Covering the reference desk the other day at work, a library patron asked where Kimberly Harrington‘s book of essays about motherhood, Amateur Hour, would be, and that made me check out her latest book But You Seemed So Happy, a memoir in essays about her marriage and divorce from our New Nonfiction section. It is turning out to be a good companion nonfiction to Crossroads.

Finding a New Normal: Living Your Best Life with Chronic Illness by Suzan L. Jackson

I’ve written before that I like to read self-help books every now and then!

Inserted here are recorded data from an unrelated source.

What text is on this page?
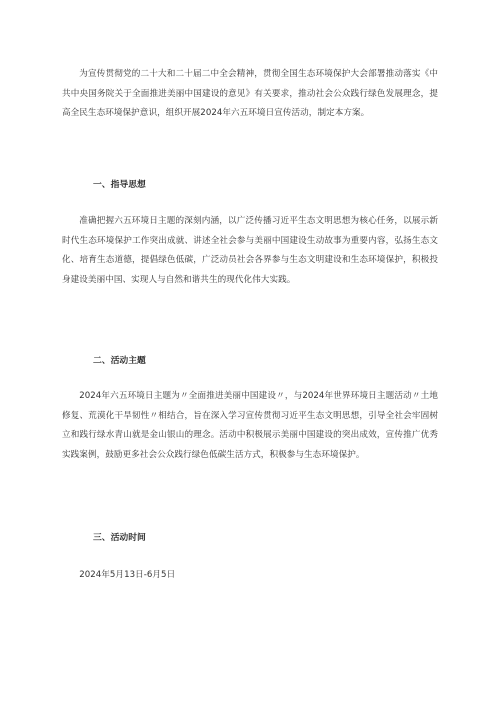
为宣传贯彻党的二十大和二十届二中全会精神，贯彻全国生态环境保护大会部署推动落实《中共中央国务院关于全面推进美丽中国建设的意见》有关要求，推动社会公众践行绿色发展理念，提高全民生态环境保护意识，组织开展2024年六五环境日宣传活动，制定本方案。

一、指导思想

准确把握六五环境日主题的深刻内涵，以广泛传播习近平生态文明思想为核心任务，以展示新时代生态环境保护工作突出成就、讲述全社会参与美丽中国建设生动故事为重要内容，弘扬生态文化、培育生态道德，提倡绿色低碳，广泛动员社会各界参与生态文明建设和生态环境保护，积极投身建设美丽中国、实现人与自然和谐共生的现代化伟大实践。

二、活动主题

2024年六五环境日主题为〃全面推进美丽中国建设〃，与2024年世界环境日主题活动〃土地修复、荒漠化干旱韧性〃相结合，旨在深入学习宣传贯彻习近平生态文明思想，引导全社会牢固树立和践行绿水青山就是金山银山的理念。活动中积极展示美丽中国建设的突出成效，宣传推广优秀实践案例，鼓励更多社会公众践行绿色低碳生活方式，积极参与生态环境保护。

三、活动时间

2024年5月13日-6月5日
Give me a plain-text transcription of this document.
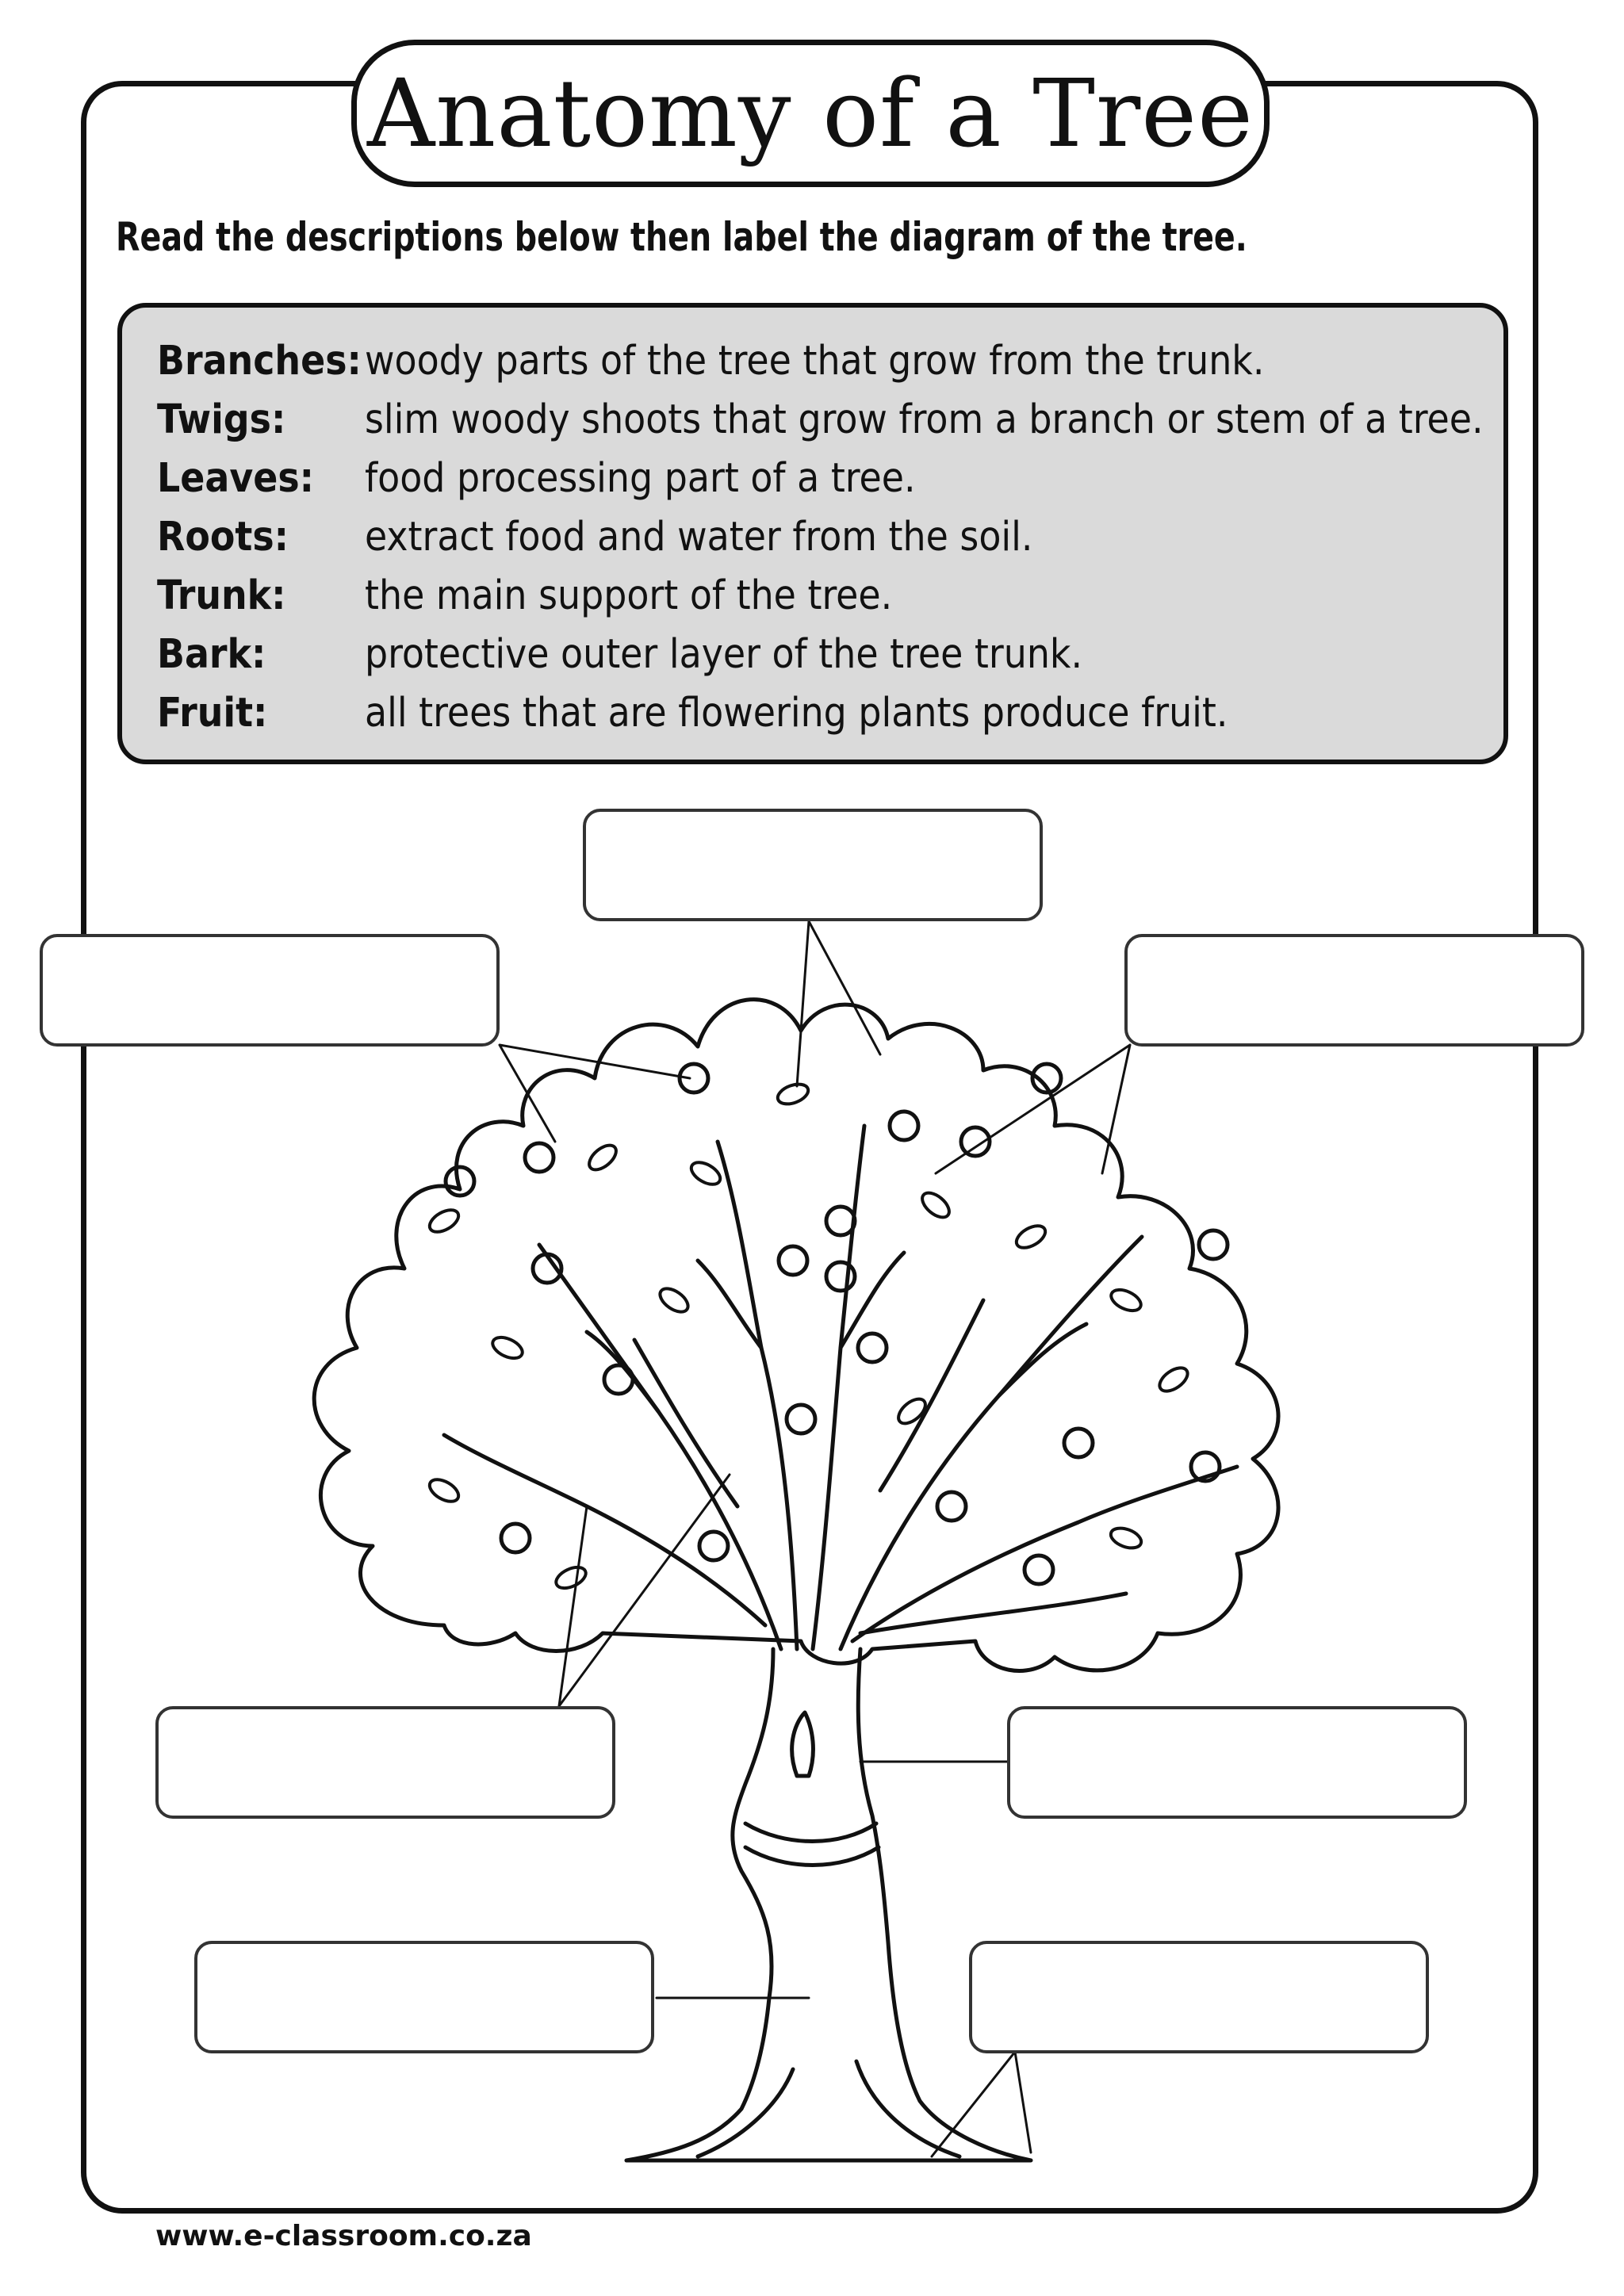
Anatomy of a Tree
Read the descriptions below then label the diagram of the tree.
Branches: woody parts of the tree that grow from the trunk.
Twigs:	slim woody shoots that grow from a branch or stem of a tree.
Leaves:	food processing part of a tree.
Roots:	extract food and water from the soil.
Trunk:	the main support of the tree.
Bark:	protective outer layer of the tree trunk.
Fruit:	all trees that are flowering plants produce fruit.
www.e-classroom.co.za
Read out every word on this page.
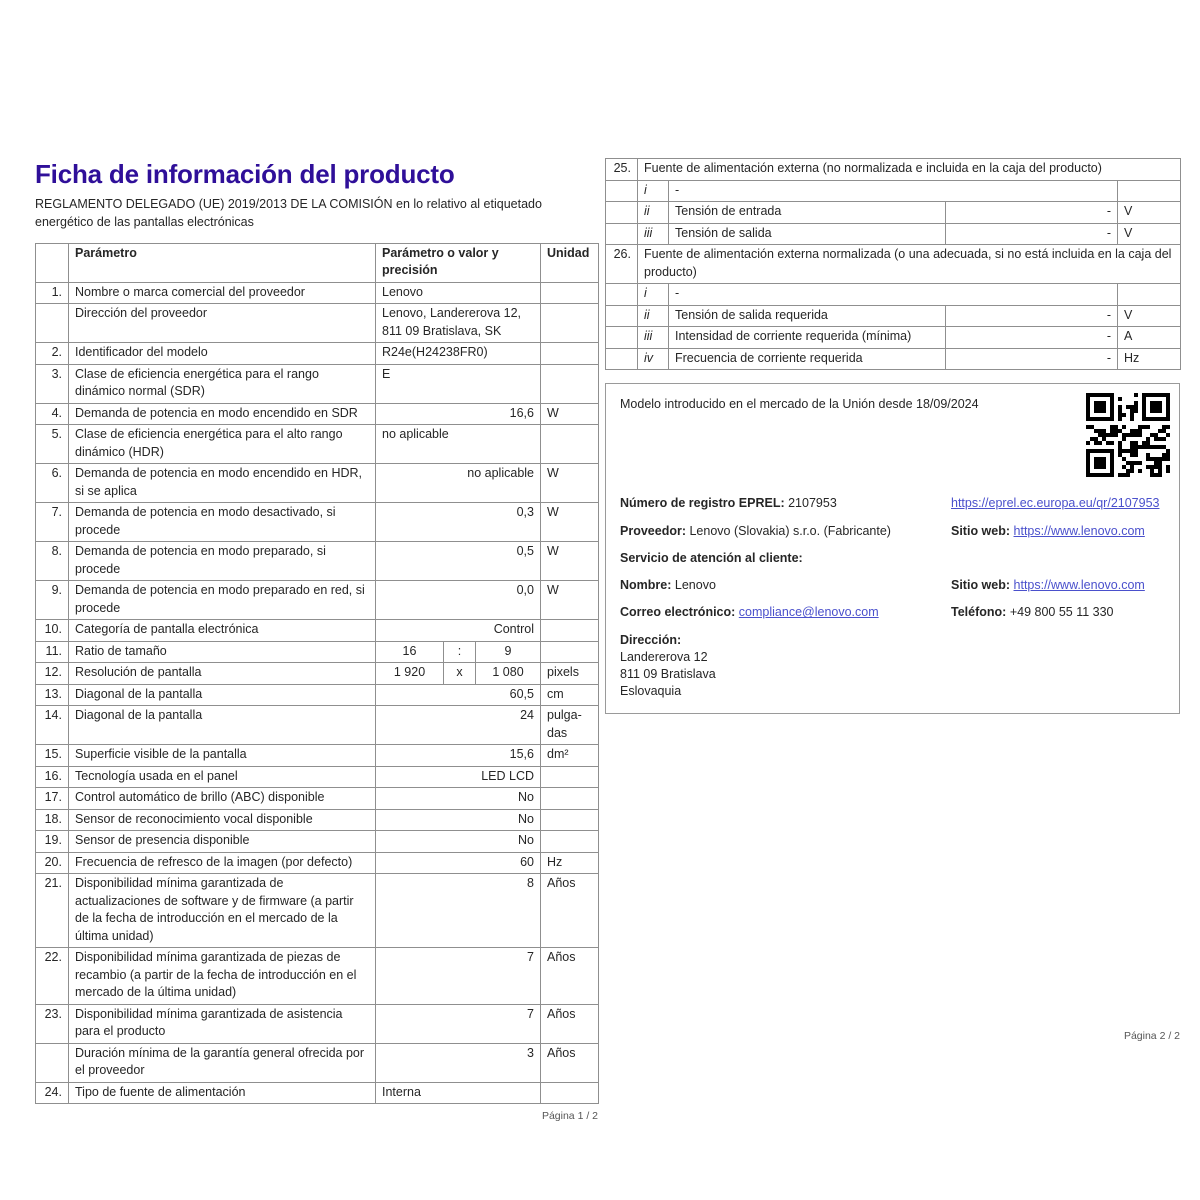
Ficha de información del producto

REGLAMENTO DELEGADO (UE) 2019/2013 DE LA COMISIÓN en lo relativo al etiquetado energético de las pantallas electrónicas

	Parámetro	Parámetro o valor y precisión			Unidad
1.	Nombre o marca comercial del proveedor	Lenovo			
	Dirección del proveedor	Lenovo, Landererova 12, 811 09 Bratislava, SK			
2.	Identificador del modelo	R24e(H24238FR0)			
3.	Clase de eficiencia energética para el rango dinámico normal (SDR)	E			
4.	Demanda de potencia en modo encendido en SDR	16,6			W
5.	Clase de eficiencia energética para el alto rango dinámico (HDR)	no aplicable			
6.	Demanda de potencia en modo encendido en HDR, si se aplica	no aplicable			W
7.	Demanda de potencia en modo desactivado, si procede	0,3			W
8.	Demanda de potencia en modo preparado, si procede	0,5			W
9.	Demanda de potencia en modo preparado en red, si procede	0,0			W
10.	Categoría de pantalla electrónica	Control			
11.	Ratio de tamaño	16	:	9	
12.	Resolución de pantalla	1 920	x	1 080	pixels
13.	Diagonal de la pantalla	60,5			cm
14.	Diagonal de la pantalla	24			pulga-das
15.	Superficie visible de la pantalla	15,6			dm²
16.	Tecnología usada en el panel	LED LCD			
17.	Control automático de brillo (ABC) disponible	No			
18.	Sensor de reconocimiento vocal disponible	No			
19.	Sensor de presencia disponible	No			
20.	Frecuencia de refresco de la imagen (por defecto)	60			Hz
21.	Disponibilidad mínima garantizada de actualizaciones de software y de firmware (a partir de la fecha de introducción en el mercado de la última unidad)	8			Años
22.	Disponibilidad mínima garantizada de piezas de recambio (a partir de la fecha de introducción en el mercado de la última unidad)	7			Años
23.	Disponibilidad mínima garantizada de asistencia para el producto	7			Años
	Duración mínima de la garantía general ofrecida por el proveedor	3			Años
24.	Tipo de fuente de alimentación	Interna			
Página 1 / 2
25.	Fuente de alimentación externa (no normalizada e incluida en la caja del producto)			
	i	-		
	ii	Tensión de entrada	-	V
	iii	Tensión de salida	-	V
26.	Fuente de alimentación externa normalizada (o una adecuada, si no está incluida en la caja del producto)			
	i	-		
	ii	Tensión de salida requerida	-	V
	iii	Intensidad de corriente requerida (mínima)	-	A
	iv	Frecuencia de corriente requerida	-	Hz
Modelo introducido en el mercado de la Unión desde 18/09/2024
Número de registro EPREL: 2107953	https://eprel.ec.europa.eu/qr/2107953
Proveedor: Lenovo (Slovakia) s.r.o. (Fabricante)	Sitio web: https://www.lenovo.com
Servicio de atención al cliente:
Nombre: Lenovo	Sitio web: https://www.lenovo.com
Correo electrónico: compliance@lenovo.com	Teléfono: +49 800 55 11 330
Dirección:
Landererova 12
811 09 Bratislava
Eslovaquia
Página 2 / 2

Finding a New Normal: Living Your Best Life with Chronic Illness is written by Sue Jackson, who blogs about what she and her family are reading at Book by Book, and about living with chronic illness at Live with ME/CFS. I admire her writing and her openness in explaining what she’s gone through and what she has learned from it, so when I saw she had published a book, I wanted to read it.

Recommended for anyone struggling with a chronic illness or knows someone who is!

Temporarily Not Reading

Good and Mad: The Revolutionary Power of Women’s Anger by Rebecca Traister

This one is still set aside for now, but not forgotten. Started the essay collection above instead (insert sheepish shrug here.)

Happy Holidays by Craig O’Connor

I’m reading Happy Holidays, a self-published collection of short horror by local author Craig O’Connor along with the 2022 holidays. The first story, “Magic Fingers,” was set on New Year’s Day, so I’m waiting till February to read “From Cupid, with a Vengeance.”